Many serious cruising boats use both highpower WiFi and cellular equipment to get the most out of whatever shore-based connectivity is available. The next step, after all, involves satellites, and the choices become extreme. Portable satellite phones can be tethered to PCs, but pass data at glacial speed. Plus, until Globalstar replaces its ailing satellites or Inmarsat introduces its promised satphone, Iridium is the only satellite handset choice. But a tethered Iridium can handle e-mail, especially if used with software from OCENS (www.ocens.com) or GMN (www.globalmarinenet.net), and I recently found the new 9555 handset easier to use and better sounding.
There are other ways to get e-mail offshore, if that's all the Internet you need. One is SkyMate (www.skymate.com), an easy-to-operate system that uses Orbcomm satellites and also offers off-boat monitoring. Another is the family of products, software, and services-many of them free- that make it possible to transmit data very slowly with a marine SSB radio; but if interested, you'd better start with a book, such as those from Cruising Companion Publications (www.idiyachts.com).
The other extreme is exemplified by those huge VSAT and Inmarsat domes that flower over megayacht fleets. Now smaller yachts can get much of the same broadband Internet goodness from the relatively tiny Iridium and KVH domes.
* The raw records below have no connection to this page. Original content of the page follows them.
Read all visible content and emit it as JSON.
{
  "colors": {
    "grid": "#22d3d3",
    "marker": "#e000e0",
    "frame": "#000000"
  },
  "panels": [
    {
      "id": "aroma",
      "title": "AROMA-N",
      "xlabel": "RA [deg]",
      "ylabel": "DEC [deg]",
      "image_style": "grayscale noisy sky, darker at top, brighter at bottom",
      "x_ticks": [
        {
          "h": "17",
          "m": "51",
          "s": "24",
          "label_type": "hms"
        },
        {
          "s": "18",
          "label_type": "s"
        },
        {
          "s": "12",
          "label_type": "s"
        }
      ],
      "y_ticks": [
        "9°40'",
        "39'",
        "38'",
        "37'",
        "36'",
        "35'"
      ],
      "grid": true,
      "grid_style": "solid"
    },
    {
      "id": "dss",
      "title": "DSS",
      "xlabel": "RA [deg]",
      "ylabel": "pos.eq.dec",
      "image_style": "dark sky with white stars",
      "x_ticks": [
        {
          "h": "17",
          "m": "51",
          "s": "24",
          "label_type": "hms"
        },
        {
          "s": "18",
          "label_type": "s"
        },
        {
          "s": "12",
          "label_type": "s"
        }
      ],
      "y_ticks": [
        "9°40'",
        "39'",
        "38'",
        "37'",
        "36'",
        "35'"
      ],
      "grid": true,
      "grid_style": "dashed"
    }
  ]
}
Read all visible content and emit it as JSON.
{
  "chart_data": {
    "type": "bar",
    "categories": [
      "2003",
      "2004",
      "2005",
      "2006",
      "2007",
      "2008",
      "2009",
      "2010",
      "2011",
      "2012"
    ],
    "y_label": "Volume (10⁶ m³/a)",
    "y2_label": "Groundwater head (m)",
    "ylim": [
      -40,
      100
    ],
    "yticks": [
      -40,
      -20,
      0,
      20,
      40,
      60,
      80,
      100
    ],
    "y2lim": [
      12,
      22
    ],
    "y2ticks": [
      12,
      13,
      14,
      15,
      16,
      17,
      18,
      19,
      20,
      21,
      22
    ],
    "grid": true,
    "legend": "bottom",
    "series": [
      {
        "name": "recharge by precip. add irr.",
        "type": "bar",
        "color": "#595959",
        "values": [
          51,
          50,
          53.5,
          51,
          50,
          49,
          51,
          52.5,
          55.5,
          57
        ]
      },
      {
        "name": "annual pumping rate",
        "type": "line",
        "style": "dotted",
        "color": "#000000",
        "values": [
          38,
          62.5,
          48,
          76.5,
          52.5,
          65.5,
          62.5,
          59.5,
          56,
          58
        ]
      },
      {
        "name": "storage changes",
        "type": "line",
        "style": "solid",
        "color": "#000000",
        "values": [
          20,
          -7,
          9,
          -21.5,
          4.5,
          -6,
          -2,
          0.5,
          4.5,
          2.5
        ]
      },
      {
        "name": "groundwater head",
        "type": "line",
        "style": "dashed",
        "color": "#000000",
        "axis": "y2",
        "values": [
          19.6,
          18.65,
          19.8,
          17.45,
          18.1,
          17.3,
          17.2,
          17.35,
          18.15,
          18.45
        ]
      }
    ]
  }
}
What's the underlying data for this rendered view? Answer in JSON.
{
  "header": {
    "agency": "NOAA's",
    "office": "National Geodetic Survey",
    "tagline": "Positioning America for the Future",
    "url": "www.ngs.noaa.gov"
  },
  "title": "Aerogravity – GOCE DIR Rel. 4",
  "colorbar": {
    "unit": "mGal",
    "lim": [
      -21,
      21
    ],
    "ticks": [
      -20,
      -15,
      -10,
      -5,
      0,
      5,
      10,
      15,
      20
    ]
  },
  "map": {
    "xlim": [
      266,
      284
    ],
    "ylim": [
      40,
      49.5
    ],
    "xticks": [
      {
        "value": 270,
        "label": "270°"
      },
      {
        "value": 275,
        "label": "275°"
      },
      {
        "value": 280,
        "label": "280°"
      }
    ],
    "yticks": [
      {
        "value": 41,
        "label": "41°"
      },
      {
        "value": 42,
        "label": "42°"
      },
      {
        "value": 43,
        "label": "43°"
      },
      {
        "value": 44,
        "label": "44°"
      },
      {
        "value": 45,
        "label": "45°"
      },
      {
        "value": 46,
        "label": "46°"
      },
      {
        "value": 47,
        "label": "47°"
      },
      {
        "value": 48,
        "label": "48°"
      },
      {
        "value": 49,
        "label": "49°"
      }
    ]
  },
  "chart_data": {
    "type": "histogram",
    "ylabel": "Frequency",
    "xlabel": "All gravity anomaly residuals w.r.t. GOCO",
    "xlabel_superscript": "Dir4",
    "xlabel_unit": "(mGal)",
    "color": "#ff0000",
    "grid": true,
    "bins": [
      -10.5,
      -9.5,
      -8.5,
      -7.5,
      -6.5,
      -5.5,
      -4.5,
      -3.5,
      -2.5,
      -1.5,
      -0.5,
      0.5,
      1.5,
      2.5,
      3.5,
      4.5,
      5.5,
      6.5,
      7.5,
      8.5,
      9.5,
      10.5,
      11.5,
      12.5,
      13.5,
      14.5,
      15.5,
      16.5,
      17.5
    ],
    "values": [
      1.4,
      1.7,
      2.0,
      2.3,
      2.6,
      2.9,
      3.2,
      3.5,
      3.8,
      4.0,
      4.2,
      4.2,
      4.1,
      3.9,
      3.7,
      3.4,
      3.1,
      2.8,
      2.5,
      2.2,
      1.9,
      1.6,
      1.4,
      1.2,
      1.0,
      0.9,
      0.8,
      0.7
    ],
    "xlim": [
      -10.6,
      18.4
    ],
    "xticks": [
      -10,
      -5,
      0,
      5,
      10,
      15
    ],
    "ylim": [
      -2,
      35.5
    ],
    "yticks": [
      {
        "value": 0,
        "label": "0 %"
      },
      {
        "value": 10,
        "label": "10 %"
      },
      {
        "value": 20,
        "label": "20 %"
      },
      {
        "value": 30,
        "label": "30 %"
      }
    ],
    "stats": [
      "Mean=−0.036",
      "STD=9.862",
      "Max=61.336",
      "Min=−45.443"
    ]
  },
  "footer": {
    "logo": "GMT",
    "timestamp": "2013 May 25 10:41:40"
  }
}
I got an impressive call recently from a skipper who was beta testing the Skipper 150 (www.skippercommunications.com), whose performance should be similar to the KVH TracPhone FB150, and perhaps to Iridium's OpenPort. His voice sounded natural, aside from the satellite delay, and he was browsing web pages and uploading a video to his blog simultaneously, all from his 40-foot boat about 100 miles off Long Island.
Staying connected on your boat has gotten a lot easier, but then again our growing Internet appetites are hard to sate. That beta tester, for instance, probably wouldn't have been messing with big video files if he was actually paying the Fleet Broadband data rates. In fact, even many big-domed yachts have alternate WiFi and/or cellular Internet facilities in order to minimize costs when moored, and also for speed and redundancy. Making that all work together smoothly takes some tinkering.